Run Linux Desktop Apps in mybinder.org / your JupyterHub

And, if we set it up so that any time a user requests a ‘workspace’ aka ‘server’, the following happens:

2 containers get spun up - ideally as 2 separate pods (rather than 2 containers in a pod)

  • Pod A: Lightweight, Linux desktop environment with limited tools and a modern browser, wrapped in Guacamole.
  • Pod B: The usual single user server with a choice of interfaces running on customisable compute, etc.
  • Pod A and Pod B can potentially be scheduled to run on different node pools with different resources, etc.

Pod B is only accessible from Pod A - enforced through network policy ?Calico.

Persistent storage is disabled on Pod A so that even if the user downloads data from JupyterLab served via Pod B - this ends up in Pod A which is entirely ephemeral and is lost when the user has to shutdown the server to access a different workspace. Pod A (Guacamole) prevents removal of data from the desktop environment.

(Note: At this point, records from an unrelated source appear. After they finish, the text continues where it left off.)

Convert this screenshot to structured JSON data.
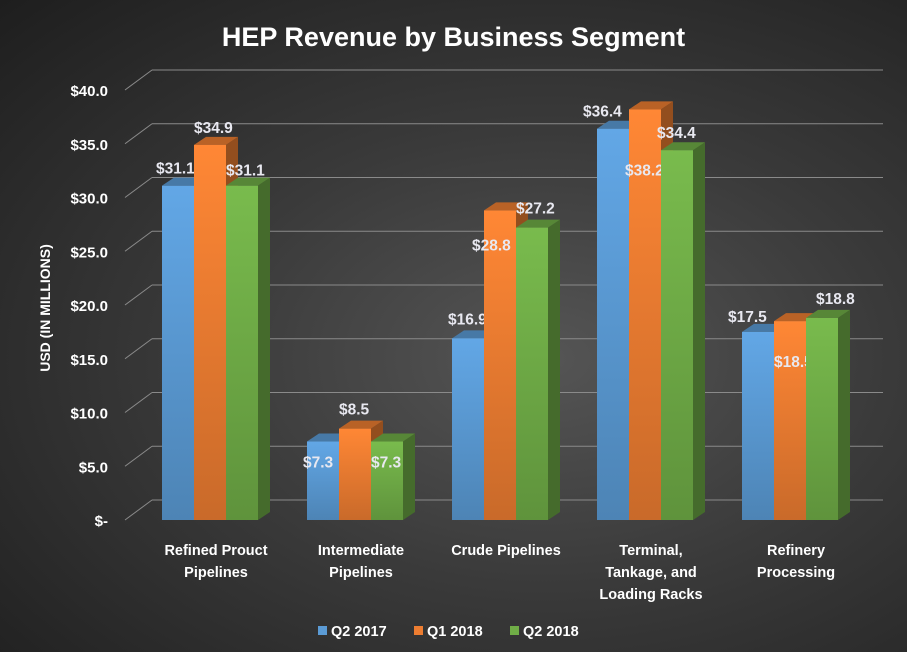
{
  "chart_data": {
    "type": "bar",
    "title": "HEP Revenue by Business Segment",
    "ylabel": "USD (IN MILLIONS)",
    "xlabel": "",
    "ylim": [
      0,
      40
    ],
    "yticks": [
      "$-",
      "$5.0",
      "$10.0",
      "$15.0",
      "$20.0",
      "$25.0",
      "$30.0",
      "$35.0",
      "$40.0"
    ],
    "categories": [
      [
        "Refined Prouct",
        "Pipelines"
      ],
      [
        "Intermediate",
        "Pipelines"
      ],
      [
        "Crude Pipelines"
      ],
      [
        "Terminal,",
        "Tankage, and",
        "Loading Racks"
      ],
      [
        "Refinery",
        "Processing"
      ]
    ],
    "series": [
      {
        "name": "Q2 2017",
        "color": "#5b9bd5",
        "values": [
          31.1,
          7.3,
          16.9,
          36.4,
          17.5
        ],
        "labels": [
          "$31.1",
          "$7.3",
          "$16.9",
          "$36.4",
          "$17.5"
        ]
      },
      {
        "name": "Q1 2018",
        "color": "#ed7d31",
        "values": [
          34.9,
          8.5,
          28.8,
          38.2,
          18.5
        ],
        "labels": [
          "$34.9",
          "$8.5",
          "$28.8",
          "$38.2",
          "$18.5"
        ]
      },
      {
        "name": "Q2 2018",
        "color": "#70ad47",
        "values": [
          31.1,
          7.3,
          27.2,
          34.4,
          18.8
        ],
        "labels": [
          "$31.1",
          "$7.3",
          "$27.2",
          "$34.4",
          "$18.8"
        ]
      }
    ],
    "grid": true,
    "legend": "bottom",
    "style": "3d-clustered-column"
  }
}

Pod B gets its persistence storage through PV/PVC, in our case Azure File storage.

This prevents moving data from one workspace to another. Let’s discuss when we talk on Wednesday.

Let’s drag one more person to the party :slight_smile:

@yuvipanda - I have been looking at this → [Request for Implementations] Disabling downloads from a JupyterHub in the context of this → Secure data environment for NHS health and social care data - policy guidelines - GOV.UK.

Will be great to get your thoughts. NHS England has budgeted £100m for Secure Data Environments and seeing that a major chunk of data science happens within the Jupyter universe, will be good to discover what is possible and what has already been done. I love z2jh and will be great to see what others are doing in this space.